居場所を得て、仲間を得て、時を経て、やがて俺は、あの時の親友の思いも知った。
SATの隊員のままでいたら、犯行の動機を調べる事は出来なかっただろう。
緊急特命捜査室の捜査員になったからこそ、事件の全容を知り、親友の真実を知り、理解する事が出来た。
手の震えも、悪夢も止んだ。
俺は、室長に救われた。
SATから復帰を打診されたが、断った。
俺はもう捜査室の人間だ。
自分に、誰かの役に立てる力があるのなら、捜査室と、室長の為に使いたかった。
いつまででも。
まだ捜査室の頭数も揃わない頃から、室長が俺と飲む時はいつも同じ、新橋のガード下だった。
二人とも未だに煙草を吸うので、同年代より上の酒飲みたちが集まるこの辺りの雑然とした雰囲気が、気楽で好ましかったからだ。
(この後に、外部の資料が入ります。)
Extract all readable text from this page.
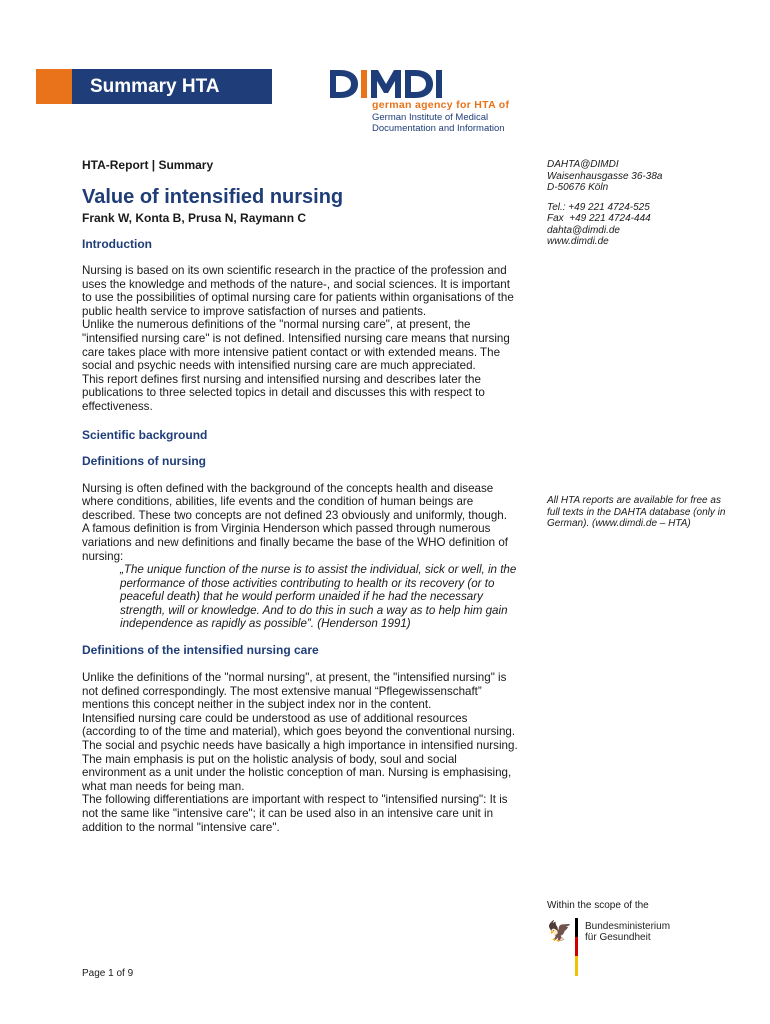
Summary HTA
german agency for HTA of
German Institute of Medical
Documentation and Information
HTA-Report | Summary
Value of intensified nursing
Frank W, Konta B, Prusa N, Raymann C
Introduction

Nursing is based on its own scientific research in the practice of the profession and uses the knowledge and methods of the nature-, and social sciences. It is important to use the possibilities of optimal nursing care for patients within organisations of the public health service to improve satisfaction of nurses and patients.

Unlike the numerous definitions of the "normal nursing care", at present, the "intensified nursing care" is not defined. Intensified nursing care means that nursing care takes place with more intensive patient contact or with extended means. The social and psychic needs with intensified nursing care are much appreciated.

This report defines first nursing and intensified nursing and describes later the publications to three selected topics in detail and discusses this with respect to effectiveness.

Scientific background
Definitions of nursing

Nursing is often defined with the background of the concepts health and disease where conditions, abilities, life events and the condition of human beings are described. These two concepts are not defined 23 obviously and uniformly, though.

A famous definition is from Virginia Henderson which passed through numerous variations and new definitions and finally became the base of the WHO definition of nursing:

„The unique function of the nurse is to assist the individual, sick or well, in the performance of those activities contributing to health or its recovery (or to peaceful death) that he would perform unaided if he had the necessary strength, will or knowledge. And to do this in such a way as to help him gain independence as rapidly as possible”. (Henderson 1991)

Definitions of the intensified nursing care

Unlike the definitions of the "normal nursing", at present, the "intensified nursing" is not defined correspondingly. The most extensive manual “Pflegewissenschaft” mentions this concept neither in the subject index nor in the content.

Intensified nursing care could be understood as use of additional resources (according to of the time and material), which goes beyond the conventional nursing.

The social and psychic needs have basically a high importance in intensified nursing. The main emphasis is put on the holistic analysis of body, soul and social environment as a unit under the holistic conception of man. Nursing is emphasising, what man needs for being man.

The following differentiations are important with respect to "intensified nursing": It is not the same like "intensive care"; it can be used also in an intensive care unit in addition to the normal "intensive care".

DAHTA@DIMDI

Waisenhausgasse 36-38a

D-50676 Köln

Tel.: +49 221 4724-525

Fax  +49 221 4724-444

dahta@dimdi.de

www.dimdi.de

All HTA reports are available for free as full texts in the DAHTA database (only in German). (www.dimdi.de – HTA)

Within the scope of the
🦅 Bundesministerium
für Gesundheit
Page 1 of 9
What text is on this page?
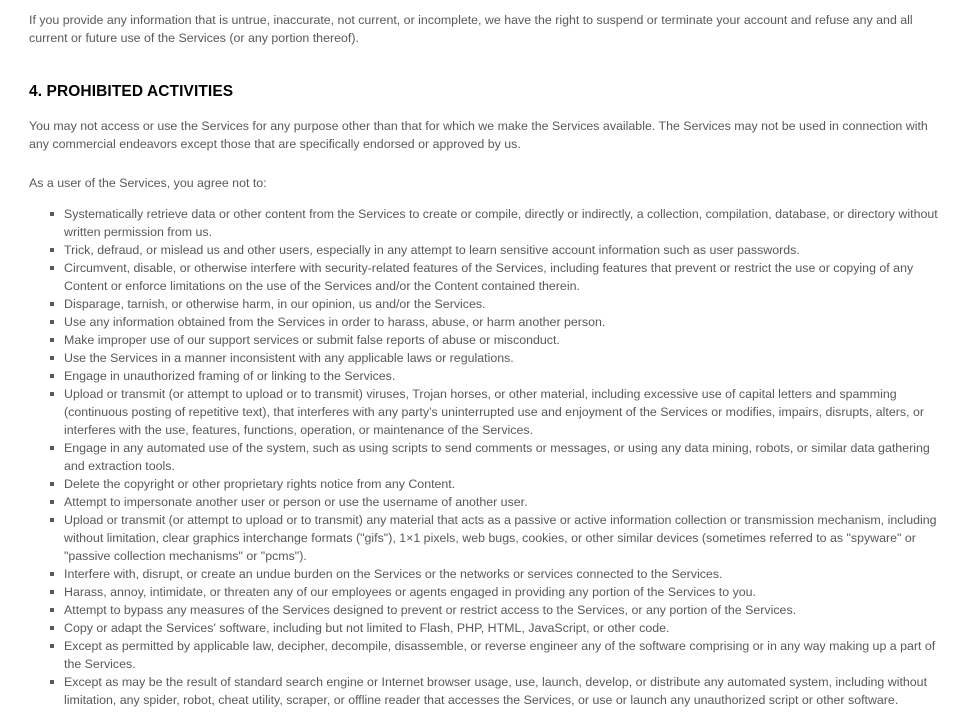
If you provide any information that is untrue, inaccurate, not current, or incomplete, we have the right to suspend or terminate your account and refuse any and all current or future use of the Services (or any portion thereof).

4. PROHIBITED ACTIVITIES

You may not access or use the Services for any purpose other than that for which we make the Services available. The Services may not be used in connection with any commercial endeavors except those that are specifically endorsed or approved by us.

As a user of the Services, you agree not to:

Systematically retrieve data or other content from the Services to create or compile, directly or indirectly, a collection, compilation, database, or directory without written permission from us.
Trick, defraud, or mislead us and other users, especially in any attempt to learn sensitive account information such as user passwords.
Circumvent, disable, or otherwise interfere with security-related features of the Services, including features that prevent or restrict the use or copying of any Content or enforce limitations on the use of the Services and/or the Content contained therein.
Disparage, tarnish, or otherwise harm, in our opinion, us and/or the Services.
Use any information obtained from the Services in order to harass, abuse, or harm another person.
Make improper use of our support services or submit false reports of abuse or misconduct.
Use the Services in a manner inconsistent with any applicable laws or regulations.
Engage in unauthorized framing of or linking to the Services.
Upload or transmit (or attempt to upload or to transmit) viruses, Trojan horses, or other material, including excessive use of capital letters and spamming (continuous posting of repetitive text), that interferes with any party’s uninterrupted use and enjoyment of the Services or modifies, impairs, disrupts, alters, or interferes with the use, features, functions, operation, or maintenance of the Services.
Engage in any automated use of the system, such as using scripts to send comments or messages, or using any data mining, robots, or similar data gathering and extraction tools.
Delete the copyright or other proprietary rights notice from any Content.
Attempt to impersonate another user or person or use the username of another user.
Upload or transmit (or attempt to upload or to transmit) any material that acts as a passive or active information collection or transmission mechanism, including without limitation, clear graphics interchange formats ("gifs"), 1×1 pixels, web bugs, cookies, or other similar devices (sometimes referred to as "spyware" or "passive collection mechanisms" or "pcms").
Interfere with, disrupt, or create an undue burden on the Services or the networks or services connected to the Services.
Harass, annoy, intimidate, or threaten any of our employees or agents engaged in providing any portion of the Services to you.
Attempt to bypass any measures of the Services designed to prevent or restrict access to the Services, or any portion of the Services.
Copy or adapt the Services' software, including but not limited to Flash, PHP, HTML, JavaScript, or other code.
Except as permitted by applicable law, decipher, decompile, disassemble, or reverse engineer any of the software comprising or in any way making up a part of the Services.
Except as may be the result of standard search engine or Internet browser usage, use, launch, develop, or distribute any automated system, including without limitation, any spider, robot, cheat utility, scraper, or offline reader that accesses the Services, or use or launch any unauthorized script or other software.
カウンターに並んでビールをちびちび飲む俺の隣で、室長は水を飲むように、焼酎の杯を重ねていた。
解散の内示が出た、と、室長が呟いた。
そうですか、と、俺は応えた。
何だか急に、頭の上を通り過ぎる電車の音が遠くなったように感じた。
明智すまん、と、室長が呟いた。
何を謝るのだろう、と、俺は思った。
確かに俺たちは今まで、解散の噂を聞くたびに浮き足立ち、そういうものだと諭す室長に、聞き分けの無い子供のように縋ってきた。
藤守など、嫌だと声を荒らげる事さえあった。
だが、緊急特命捜査室は、期間限定の試験的な部署だった。
いつか解散し再編成される日が来るのは、最初から分かっていた事だった。
室長には感謝こそすれ、謝られる事などひとつも無い。
俺だけじゃない。
他の部署では厄介者だったり、才能を持て余していた者ばかりだった俺たちを、室長がまとめあげ、ここまで導いてくれた。
全員が、室長に救われた。
それを伝えようとして、室長の横顔を見た時に、俺は息を飲んだ。
室長の睫毛が濡れていた。
すまん、と室長がもう一度言った時、涙が零れた。
すまん、明智。
こんな顔、お前にしか見せられない。
そう言った声が、肩が、震えていた。
室長。
俺は自惚れていいですか。
あの時、あなたを支えていたのは、鑑識にいる親友ではなく、伴侶となる恋人でもなく、あなたが、自分の右腕と呼んでくれていた、この俺、ただ一人だけだったのだと。
月日が満ちた、今日。
最後の仕事だと前置きをして、全員に正式な辞令を手渡した室長の睫毛は、もう濡れてはいなかった。
真っ先に俺の名前を読み上げた声も、肩も、もう、震えてはいなかった。
室長。
この先、あなたがどんなに高く遠い彼方へと駆け上がって行ってしまっても、俺は、忘れずにいていいですか。
あなたが、初めて俺の手を堅く握り締めてくれたあの日の事を。
よく通る声を、肩を抱いてくれた温かい掌を、いつも前を歩いていた頼もしい背中を。
指図を出す真剣な顔を、悪戯好きの子供のような顔を、輝くような笑顔を。
あなたが、俺の名前を呼びながら酔いつぶれたあの夜の事を。
あなたが俺と過ごしてくれた時間の全てを、俺に見せてくれた表情の全てを、最後に俺だけに見せてくれたあの涙を、胸に焼き付けて、覚えていていいですか。
室長。
最初から知っていました。
いつかはこの日がやって来ると。
室長。
こう呼ぶのも最後ですね。
今日まで一緒にいられて、幸せでした。
忘れません。
……ああ、雨ですよ。
あの日もこんな雨でした。
俺たちの旅立ちは、いつも雨ですね。